We will perform the meta‐analyses using Review Manager 5 software provided by The Cochrane Collaboration (RevMan 2011). Two review authors (Wu SJ, Xiong XZ) will check and enter all data into Review Manager independently. We will resolve any disagreement by consensus. For all analyses, we will employ both fixed‐effect and random‐effects models. We will only report the fixed‐effect model results when there is no discrepancy between the two models. In case of discrepancy between the two models, we will report both results.

Subgroup analysis and investigation of heterogeneity

If there is a significant heterogeneity among the RCTs, we plan the following subgroup analyses:

1. Trials with low risk of bias versus trials with high risk of bias.

2. The type of operation (laparoscopic surgery of stomach, gallbladder, liver, pancreas, spleen, intestine, kidney, etc).

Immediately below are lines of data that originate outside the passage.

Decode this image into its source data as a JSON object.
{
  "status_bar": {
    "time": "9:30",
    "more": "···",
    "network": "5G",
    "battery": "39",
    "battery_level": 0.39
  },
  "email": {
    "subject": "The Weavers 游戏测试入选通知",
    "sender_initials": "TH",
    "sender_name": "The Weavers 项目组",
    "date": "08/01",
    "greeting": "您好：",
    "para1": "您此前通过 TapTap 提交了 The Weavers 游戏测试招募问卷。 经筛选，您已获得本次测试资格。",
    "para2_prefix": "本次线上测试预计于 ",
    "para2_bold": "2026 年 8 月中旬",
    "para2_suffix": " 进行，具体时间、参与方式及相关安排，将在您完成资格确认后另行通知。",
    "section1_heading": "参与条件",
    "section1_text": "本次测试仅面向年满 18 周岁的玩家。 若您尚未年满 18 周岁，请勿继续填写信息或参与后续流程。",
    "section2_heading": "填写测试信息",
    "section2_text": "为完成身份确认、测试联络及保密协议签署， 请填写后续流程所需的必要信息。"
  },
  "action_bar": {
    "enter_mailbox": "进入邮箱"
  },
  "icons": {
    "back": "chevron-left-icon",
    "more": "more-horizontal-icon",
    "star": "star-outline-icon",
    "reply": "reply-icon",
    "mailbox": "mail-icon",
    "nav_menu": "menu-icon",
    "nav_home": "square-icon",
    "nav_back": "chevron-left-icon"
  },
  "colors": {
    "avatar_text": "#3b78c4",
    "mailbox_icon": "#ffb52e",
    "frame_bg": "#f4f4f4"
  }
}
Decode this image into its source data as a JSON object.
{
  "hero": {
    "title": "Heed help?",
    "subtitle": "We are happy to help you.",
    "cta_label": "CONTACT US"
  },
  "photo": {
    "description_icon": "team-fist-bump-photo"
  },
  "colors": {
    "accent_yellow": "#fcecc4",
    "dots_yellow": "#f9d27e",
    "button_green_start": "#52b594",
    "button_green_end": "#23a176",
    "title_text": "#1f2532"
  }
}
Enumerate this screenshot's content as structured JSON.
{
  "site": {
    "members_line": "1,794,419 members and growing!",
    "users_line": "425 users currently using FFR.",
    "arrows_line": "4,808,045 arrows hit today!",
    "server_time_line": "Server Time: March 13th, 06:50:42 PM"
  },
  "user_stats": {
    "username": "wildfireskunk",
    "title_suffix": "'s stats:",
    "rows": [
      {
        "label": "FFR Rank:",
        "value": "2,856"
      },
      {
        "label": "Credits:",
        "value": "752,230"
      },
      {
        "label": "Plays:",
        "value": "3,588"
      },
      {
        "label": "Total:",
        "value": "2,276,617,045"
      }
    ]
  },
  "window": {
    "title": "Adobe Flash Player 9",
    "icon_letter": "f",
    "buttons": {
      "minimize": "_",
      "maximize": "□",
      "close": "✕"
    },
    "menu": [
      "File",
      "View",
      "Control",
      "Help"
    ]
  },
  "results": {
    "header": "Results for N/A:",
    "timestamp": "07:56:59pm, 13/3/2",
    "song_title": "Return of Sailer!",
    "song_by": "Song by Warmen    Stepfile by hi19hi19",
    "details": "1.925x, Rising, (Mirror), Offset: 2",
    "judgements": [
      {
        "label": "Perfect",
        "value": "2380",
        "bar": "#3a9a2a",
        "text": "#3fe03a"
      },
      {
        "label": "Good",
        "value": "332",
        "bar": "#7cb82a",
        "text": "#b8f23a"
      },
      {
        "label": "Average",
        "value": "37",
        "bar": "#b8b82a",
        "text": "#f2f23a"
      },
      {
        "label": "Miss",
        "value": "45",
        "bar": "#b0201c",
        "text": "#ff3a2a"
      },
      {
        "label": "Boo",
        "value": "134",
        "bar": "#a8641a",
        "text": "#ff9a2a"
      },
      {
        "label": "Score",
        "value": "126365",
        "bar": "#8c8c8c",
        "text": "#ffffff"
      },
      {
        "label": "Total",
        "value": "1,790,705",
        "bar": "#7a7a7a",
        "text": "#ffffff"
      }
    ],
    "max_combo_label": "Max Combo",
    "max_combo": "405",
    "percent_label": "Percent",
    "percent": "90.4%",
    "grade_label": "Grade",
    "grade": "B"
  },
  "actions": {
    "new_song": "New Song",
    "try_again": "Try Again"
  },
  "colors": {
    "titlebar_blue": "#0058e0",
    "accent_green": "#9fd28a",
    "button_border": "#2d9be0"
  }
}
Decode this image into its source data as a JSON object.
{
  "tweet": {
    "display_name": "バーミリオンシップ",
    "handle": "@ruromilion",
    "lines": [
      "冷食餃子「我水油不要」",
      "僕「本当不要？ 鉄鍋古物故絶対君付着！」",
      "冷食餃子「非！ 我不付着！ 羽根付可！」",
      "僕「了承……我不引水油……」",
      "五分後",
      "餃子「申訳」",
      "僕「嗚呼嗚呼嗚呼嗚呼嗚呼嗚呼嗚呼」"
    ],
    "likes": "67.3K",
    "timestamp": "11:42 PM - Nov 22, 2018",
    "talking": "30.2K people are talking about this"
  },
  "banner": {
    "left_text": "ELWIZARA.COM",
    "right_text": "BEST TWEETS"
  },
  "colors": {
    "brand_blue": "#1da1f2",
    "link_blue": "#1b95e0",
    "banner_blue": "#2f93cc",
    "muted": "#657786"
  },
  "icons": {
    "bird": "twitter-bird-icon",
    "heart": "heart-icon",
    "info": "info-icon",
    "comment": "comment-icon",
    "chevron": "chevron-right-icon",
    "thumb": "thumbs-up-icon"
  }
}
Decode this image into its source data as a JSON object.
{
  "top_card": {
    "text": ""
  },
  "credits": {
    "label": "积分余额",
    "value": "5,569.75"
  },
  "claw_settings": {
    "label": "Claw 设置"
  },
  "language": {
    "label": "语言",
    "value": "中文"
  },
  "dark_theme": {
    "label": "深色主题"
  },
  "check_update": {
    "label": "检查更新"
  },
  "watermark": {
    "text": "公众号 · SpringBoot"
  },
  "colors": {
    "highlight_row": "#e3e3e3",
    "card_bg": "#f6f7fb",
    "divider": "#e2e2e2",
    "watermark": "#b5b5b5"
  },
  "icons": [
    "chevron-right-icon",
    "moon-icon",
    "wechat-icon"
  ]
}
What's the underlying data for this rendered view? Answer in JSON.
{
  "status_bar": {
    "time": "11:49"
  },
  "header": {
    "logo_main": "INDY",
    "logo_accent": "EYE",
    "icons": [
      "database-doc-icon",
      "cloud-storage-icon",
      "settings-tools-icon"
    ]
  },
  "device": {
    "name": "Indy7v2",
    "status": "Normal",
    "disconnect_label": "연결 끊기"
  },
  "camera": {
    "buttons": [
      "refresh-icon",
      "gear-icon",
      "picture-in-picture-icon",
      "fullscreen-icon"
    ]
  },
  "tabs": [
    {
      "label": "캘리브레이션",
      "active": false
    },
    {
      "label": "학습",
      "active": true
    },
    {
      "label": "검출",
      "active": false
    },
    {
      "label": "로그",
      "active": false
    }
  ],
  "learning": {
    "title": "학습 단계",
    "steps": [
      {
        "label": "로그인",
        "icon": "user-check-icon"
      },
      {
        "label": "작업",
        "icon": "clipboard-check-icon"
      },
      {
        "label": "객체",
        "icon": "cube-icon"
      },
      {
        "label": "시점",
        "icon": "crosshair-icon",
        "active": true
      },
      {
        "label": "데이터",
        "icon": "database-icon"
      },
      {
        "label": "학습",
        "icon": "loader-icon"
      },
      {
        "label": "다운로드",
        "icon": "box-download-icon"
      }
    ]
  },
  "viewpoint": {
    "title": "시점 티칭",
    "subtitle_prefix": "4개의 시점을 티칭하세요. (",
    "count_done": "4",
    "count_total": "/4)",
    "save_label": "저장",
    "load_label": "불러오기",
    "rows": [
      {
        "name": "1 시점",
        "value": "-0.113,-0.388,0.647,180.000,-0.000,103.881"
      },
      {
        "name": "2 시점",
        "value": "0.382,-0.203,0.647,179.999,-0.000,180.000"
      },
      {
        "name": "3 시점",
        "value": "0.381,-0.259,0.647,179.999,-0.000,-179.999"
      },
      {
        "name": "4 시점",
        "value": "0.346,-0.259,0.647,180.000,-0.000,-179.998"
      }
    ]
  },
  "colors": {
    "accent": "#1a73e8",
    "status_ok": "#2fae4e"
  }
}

3. High risk patients (e.g. patients with cardiopulmonary disease; American Society of Anesthesiologists (ASA) Ⅲ or Ⅳ) versus low risk patients (e.g. patients without cardiopulmonary disease; American Society of Anesthesiologists (ASA) Ⅰ or Ⅱ).

Sensitivity analysis

We will perform sensitivity analyses to see whether conclusions are robust to decisions made during the review process following the method as follows:

1. Changing statistics among risk ratio (RR), risk differences (RD) and odds ratios (OR) for dichotomous outcomes.

2. Changing statistics between mean difference (MD) and standardized mean differences (SMD) for continuous outcomes.

3. Excluding RCTs with low quality.

4. Excluding RCTs with either small or large sample sizes.

5. Excluding non‐English literatures.

If the results do not change, they are considered to have low sensitivity. If the results change, they are considered to have high sensitivity.